Disclaimer: the above proof is built on absolutely no K'nex experience.

[Chasney913]

Thanks, that seems correct from my two minutes of thinking about it. And yes, I was talking about a 2x2x2 cube, but I was thinking connectors not rods, and got all messed up. But you knew what I meant.

@BlackOpSource Do you still have the binary adder? I'd like to see it if you do, or know how it worked.

[DarkerLine]

So what prompted you to describe those two types of squares and not others as 'filled'?

[BlackOpSource]

No. My mom gave all my K'nex away last year (Sniff.... we had a good run: 1996-2006.). But here's how it worked.

I was too lazy to build it so you just dropped one ball on the rails. It consisted of two logic gates, XOR and AND, and to indicate a "1" as input, you just dropped a golf ball onto a track leading into each. For a "0", you did nothing. Each of these gates was built into one housing, and, because of their mechanical nature, they rotated during operation, outputting to a needle on the front that pointed one way or another- for zero or one (The default state for both was zero; the machine needed to be reset each time.). The XOR gate consisted of an upside-down "T" that pivoted about the "intersection" each time a ball was dropped into it. The AND gate consisted of a basket into which balls fell, which was on a lever, counterweighted by the large wheel pieces (You know, with the tires and whatnot.). The AND gate would only rotate if two balls were in the basket, since one was not heavy enough. So, replacing the golf balls with ones and zeros, we get....

XOR
0 + 0 = 0
0 + 1 = 1
1 + 0 = 1
1 + 1 = 0

AND
0 + 0 = 0
0 + 1 = 0
1 + 0 = 0
1 + 1 = 1

Because of the way the gates were arranged in the housing, the indicator for the output of AND was to the left of XOR, so for the whole machine....

0 + 0 = 00 = decimal 0
0 + 1 = 01 = decimal 1
1 + 0 = 01 = decimal 1
1 + 1 = 10 = decimal 2

Just let me know if you want more detail on the mechanical operations; especially with the XOR, I don't know that I was all that clear, really.

~BlackOpSource

[Chasney913]

I decided filled vs not filled while making the cube. Basically, if I could connect a rod, either at both ends or at one end, the cube was filled. However, if two rods could be in the square, they would conflict, and so I removed them both. The two arrangements are the only two that have only one rod in them. (The rods are connected diagonally, if you haven't guessed.)

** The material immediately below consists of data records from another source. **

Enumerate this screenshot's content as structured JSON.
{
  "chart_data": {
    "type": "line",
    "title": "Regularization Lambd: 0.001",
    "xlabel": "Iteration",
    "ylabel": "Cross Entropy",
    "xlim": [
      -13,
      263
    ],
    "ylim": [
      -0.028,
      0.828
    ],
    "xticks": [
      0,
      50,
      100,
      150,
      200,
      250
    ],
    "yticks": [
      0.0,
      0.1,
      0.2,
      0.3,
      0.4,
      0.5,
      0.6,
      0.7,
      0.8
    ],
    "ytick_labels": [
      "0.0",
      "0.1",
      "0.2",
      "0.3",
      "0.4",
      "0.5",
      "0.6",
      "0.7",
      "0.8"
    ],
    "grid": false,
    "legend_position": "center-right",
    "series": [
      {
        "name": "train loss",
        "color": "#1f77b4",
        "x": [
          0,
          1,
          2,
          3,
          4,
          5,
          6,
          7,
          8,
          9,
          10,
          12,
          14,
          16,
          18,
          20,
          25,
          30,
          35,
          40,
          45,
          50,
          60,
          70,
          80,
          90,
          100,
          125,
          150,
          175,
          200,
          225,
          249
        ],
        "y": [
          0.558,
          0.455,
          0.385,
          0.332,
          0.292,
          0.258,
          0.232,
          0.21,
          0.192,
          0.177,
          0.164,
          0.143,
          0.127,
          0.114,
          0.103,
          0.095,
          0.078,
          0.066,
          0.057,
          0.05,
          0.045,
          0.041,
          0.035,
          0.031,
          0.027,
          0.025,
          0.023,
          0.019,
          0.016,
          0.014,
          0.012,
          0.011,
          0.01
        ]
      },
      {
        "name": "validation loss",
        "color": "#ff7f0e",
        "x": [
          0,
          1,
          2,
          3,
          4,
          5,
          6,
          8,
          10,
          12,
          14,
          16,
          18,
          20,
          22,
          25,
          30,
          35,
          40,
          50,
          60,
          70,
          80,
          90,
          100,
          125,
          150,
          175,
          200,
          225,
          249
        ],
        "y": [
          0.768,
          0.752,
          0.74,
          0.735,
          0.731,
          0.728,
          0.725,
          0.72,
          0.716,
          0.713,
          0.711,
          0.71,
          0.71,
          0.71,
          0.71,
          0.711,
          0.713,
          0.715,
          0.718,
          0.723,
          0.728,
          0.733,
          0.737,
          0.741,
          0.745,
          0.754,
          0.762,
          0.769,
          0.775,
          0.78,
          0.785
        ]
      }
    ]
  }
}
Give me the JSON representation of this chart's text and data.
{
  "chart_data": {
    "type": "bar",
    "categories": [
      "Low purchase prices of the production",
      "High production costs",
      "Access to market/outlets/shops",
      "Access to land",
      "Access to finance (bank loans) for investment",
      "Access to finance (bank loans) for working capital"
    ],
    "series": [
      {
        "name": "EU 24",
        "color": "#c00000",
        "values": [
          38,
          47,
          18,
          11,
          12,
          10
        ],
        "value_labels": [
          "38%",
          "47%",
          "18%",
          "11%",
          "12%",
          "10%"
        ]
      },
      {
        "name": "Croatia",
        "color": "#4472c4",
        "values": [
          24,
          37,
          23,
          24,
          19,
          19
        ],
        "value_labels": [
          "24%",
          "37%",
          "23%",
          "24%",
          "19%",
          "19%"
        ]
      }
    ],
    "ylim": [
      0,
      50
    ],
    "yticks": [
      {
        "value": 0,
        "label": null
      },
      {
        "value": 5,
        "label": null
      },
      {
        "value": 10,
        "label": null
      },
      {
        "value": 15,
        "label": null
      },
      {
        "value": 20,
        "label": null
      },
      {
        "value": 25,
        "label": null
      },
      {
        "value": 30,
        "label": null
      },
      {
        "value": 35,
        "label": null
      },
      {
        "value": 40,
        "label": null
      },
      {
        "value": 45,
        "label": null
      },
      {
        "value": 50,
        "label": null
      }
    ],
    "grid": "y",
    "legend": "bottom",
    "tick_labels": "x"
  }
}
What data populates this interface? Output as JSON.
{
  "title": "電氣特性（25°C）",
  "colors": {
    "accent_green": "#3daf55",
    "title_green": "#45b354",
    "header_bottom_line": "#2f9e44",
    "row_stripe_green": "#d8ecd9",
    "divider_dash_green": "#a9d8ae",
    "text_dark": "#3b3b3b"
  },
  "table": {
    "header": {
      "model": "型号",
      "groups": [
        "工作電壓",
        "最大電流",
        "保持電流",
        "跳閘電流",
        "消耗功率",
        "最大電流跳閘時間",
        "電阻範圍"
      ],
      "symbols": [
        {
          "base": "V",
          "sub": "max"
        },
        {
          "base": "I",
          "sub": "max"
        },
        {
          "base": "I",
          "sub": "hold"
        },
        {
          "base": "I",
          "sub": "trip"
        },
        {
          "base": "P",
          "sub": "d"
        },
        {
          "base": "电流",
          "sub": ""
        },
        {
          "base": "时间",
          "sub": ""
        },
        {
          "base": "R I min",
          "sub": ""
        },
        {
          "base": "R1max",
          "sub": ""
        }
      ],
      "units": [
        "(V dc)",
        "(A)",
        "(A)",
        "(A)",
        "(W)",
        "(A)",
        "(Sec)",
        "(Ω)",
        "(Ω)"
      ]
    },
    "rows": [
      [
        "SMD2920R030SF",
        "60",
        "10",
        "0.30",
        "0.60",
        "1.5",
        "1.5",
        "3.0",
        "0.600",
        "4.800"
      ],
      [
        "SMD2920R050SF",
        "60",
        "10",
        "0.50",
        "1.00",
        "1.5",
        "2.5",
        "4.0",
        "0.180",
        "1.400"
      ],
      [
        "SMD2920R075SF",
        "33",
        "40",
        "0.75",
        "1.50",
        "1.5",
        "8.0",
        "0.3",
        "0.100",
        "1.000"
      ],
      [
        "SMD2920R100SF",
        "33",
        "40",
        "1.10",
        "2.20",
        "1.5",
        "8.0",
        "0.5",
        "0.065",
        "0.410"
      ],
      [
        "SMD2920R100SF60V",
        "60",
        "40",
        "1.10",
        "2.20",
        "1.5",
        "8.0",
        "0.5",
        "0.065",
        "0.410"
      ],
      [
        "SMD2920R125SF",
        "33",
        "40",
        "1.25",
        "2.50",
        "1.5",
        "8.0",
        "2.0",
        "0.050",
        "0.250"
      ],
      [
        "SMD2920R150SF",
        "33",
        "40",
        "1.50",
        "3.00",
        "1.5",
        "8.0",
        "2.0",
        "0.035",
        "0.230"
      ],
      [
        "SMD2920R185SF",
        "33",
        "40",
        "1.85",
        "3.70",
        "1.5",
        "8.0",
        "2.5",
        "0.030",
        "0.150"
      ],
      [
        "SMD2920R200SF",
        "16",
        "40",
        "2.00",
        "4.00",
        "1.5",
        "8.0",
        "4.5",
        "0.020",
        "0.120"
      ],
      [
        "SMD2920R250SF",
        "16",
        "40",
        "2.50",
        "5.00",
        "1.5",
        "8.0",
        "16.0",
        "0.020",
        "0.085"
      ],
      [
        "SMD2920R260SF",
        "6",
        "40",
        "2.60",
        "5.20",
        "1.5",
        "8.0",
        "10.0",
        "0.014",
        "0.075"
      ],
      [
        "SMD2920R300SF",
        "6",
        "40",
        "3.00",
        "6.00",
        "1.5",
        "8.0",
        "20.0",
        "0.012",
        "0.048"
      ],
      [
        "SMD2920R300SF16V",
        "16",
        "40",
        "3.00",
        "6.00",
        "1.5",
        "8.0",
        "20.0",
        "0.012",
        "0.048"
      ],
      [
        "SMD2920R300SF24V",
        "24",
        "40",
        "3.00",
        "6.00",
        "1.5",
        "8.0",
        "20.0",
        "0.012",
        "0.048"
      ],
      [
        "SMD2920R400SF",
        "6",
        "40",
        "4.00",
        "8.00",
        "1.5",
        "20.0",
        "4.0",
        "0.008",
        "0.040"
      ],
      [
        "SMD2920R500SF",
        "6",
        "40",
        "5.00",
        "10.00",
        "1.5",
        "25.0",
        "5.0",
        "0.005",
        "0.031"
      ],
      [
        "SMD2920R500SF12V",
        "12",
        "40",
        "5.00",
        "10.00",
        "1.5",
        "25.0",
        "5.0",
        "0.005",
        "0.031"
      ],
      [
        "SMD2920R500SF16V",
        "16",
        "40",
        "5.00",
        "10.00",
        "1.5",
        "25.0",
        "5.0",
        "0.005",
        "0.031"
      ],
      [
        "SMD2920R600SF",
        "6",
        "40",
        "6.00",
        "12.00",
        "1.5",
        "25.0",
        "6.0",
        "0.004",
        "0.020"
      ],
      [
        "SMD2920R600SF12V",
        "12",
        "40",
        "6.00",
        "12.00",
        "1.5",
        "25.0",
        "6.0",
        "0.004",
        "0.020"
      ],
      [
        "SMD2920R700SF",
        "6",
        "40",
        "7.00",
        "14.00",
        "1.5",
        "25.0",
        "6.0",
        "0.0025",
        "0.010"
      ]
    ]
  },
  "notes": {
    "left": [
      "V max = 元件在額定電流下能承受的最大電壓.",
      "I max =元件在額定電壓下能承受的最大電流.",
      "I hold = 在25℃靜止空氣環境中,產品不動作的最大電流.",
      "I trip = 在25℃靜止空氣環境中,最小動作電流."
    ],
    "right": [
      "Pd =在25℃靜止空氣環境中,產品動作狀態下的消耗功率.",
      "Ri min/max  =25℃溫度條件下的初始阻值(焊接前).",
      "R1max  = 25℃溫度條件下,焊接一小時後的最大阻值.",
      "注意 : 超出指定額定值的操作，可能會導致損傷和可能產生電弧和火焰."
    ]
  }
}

@BlackOpSource That's perfectly clear, although from my interpretation, you need to drop a ball representing each digit twice. It would be more awesome (in my opinion) to have something like such: http://woodgears.ca/marbleadd/index.html
However, I think it would be difficult to do with K'nex, because according to the site, it was challenging enough with easily-sculpted wood, let alone fixed length and angle plastic.

In a unrelated matter, does anyone have any good chemistry tutorials? Grade 11 & 12, I guess. My friends are taking it this semester, and I'm usually good at that sort of thing, so they ask me to help. Unfortunately, I've yet to actually take chemistry, so I need a good, in-depth tutorial. Almost a lesson, I guess. It would be greatly appreciated, both by me, and my friends.

[BlackOpSource]

I'm not sure I understand....

To actually operate the machine, you dropped a ball into each of the two parts of the machine for every "one". So to add one, you would expend two balls from some hypothetical cache of golf balls you might have.